In den letzten Jahren wurden die unterschiedlichsten Ideen und Initiativen privater Leseförderer ausgezeichnet:
- 2021 erhielt Danny Beuerbach den Deutschen Lesepreis. Weil er selbst kaum zum Lesen fand, bat Friseur Beuerbach die Besucher seines Salons, ihm vorzulesen. Das kam an, und so wurde aus der Idee ein Projekt: „BOOK A LOOK _ and read my book“. Es machte das Lesen „salonfähig“ und Herrn Beuerbach zum „Vorlesefriseur“.
- 2020 durfte sich Tanja Kasischke mit ihrem Projekt „AusLESE – Grundschüler sprechen über gute Bücher“ über den Deutschen Lesepreis freuen. Überzeugt von der Bedeutung des Lesens für die frühkindliche Bildung, engagiert sich Tanja Kasischke mit dem Lesesack „Albert“ an Brandenburger Grundschulen.

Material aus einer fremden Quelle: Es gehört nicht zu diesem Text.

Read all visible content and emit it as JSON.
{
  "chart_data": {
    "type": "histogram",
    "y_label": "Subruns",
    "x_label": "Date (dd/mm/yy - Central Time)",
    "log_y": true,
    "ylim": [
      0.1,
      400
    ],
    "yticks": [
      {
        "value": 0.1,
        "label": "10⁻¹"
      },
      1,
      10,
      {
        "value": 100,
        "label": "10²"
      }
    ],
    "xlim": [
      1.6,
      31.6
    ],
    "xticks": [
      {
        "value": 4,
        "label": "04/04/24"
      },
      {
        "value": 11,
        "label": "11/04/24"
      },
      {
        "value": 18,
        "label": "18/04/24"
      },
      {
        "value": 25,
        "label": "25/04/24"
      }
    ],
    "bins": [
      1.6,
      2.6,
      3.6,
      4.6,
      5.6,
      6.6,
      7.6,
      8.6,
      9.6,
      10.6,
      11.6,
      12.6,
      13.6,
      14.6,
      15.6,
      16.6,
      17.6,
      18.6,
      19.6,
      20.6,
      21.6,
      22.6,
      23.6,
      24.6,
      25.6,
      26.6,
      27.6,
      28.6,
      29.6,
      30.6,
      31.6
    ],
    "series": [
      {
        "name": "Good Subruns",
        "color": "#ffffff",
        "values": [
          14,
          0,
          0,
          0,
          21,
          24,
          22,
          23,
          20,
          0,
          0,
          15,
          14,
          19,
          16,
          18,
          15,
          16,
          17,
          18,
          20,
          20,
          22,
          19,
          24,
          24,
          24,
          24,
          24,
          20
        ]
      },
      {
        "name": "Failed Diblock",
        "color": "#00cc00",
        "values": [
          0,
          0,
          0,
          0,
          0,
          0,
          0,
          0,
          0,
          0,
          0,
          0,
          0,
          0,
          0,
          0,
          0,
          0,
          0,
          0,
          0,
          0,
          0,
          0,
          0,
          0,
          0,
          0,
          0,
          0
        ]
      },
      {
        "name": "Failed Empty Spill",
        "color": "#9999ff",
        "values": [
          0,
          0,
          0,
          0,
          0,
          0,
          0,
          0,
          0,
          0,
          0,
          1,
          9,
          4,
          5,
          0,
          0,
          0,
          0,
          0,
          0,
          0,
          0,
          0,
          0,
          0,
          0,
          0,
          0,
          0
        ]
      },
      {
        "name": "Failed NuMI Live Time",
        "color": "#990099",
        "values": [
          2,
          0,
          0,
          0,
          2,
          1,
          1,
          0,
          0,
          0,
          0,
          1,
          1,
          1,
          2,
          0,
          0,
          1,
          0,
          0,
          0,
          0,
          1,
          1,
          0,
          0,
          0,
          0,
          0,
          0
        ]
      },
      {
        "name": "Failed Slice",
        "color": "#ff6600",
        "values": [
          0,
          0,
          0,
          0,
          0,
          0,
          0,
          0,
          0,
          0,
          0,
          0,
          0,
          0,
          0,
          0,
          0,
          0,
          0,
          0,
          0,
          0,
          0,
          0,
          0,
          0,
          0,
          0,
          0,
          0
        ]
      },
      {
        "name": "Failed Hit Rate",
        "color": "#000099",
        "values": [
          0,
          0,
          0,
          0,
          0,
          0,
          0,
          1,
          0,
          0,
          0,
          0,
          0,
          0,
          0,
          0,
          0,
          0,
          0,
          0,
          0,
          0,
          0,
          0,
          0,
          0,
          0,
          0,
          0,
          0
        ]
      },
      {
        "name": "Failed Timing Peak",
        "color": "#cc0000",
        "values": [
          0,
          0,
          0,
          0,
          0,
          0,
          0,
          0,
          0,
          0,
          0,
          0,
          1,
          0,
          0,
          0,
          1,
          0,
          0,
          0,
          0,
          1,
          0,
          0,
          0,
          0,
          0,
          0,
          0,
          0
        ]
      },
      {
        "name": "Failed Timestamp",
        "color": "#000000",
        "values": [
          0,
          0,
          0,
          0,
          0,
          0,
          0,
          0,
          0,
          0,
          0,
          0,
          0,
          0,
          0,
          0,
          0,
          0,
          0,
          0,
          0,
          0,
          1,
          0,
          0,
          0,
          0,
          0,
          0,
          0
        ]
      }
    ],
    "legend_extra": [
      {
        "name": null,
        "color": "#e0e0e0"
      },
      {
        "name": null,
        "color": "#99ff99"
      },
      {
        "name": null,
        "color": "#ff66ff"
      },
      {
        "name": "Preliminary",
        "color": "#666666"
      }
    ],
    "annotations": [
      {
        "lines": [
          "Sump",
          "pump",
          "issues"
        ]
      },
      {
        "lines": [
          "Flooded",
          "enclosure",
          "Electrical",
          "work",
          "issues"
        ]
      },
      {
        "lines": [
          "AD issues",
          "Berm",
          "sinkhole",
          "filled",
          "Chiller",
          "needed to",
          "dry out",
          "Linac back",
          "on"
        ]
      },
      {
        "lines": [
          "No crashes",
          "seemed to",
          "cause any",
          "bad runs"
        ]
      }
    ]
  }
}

- Die jüngste Gewinnerin des Deutschen Lesepreises war 2019 die damals 13-jährie Mirai Mens, die für ihren Instagram-Kanal „lesehexemimi“ ausgezeichnet wurde. Gemeinsam mit anderen Jugendlichen betreibt sie auch den Instagram-Kanal „Young Bookstagram“, auf dem sich eine junge deutschsprachige Lese-Community über Bücher austauscht.
Der Deutsche Lesepreis
Der Deutsche Lesepreis ist eine gemeinsame Initiative von Stiftung Lesen und der Commerzbank-Stiftung und steht unter der Schirmherrschaft von Claudia Roth, Staatsministerin für Kultur und Medien. Mit ihm zeichnen die Initiatoren und Kooperationspartner – darunter die PwC-Stiftung – seit 2013 innovative Maßnahmen zur Leseförderung aus.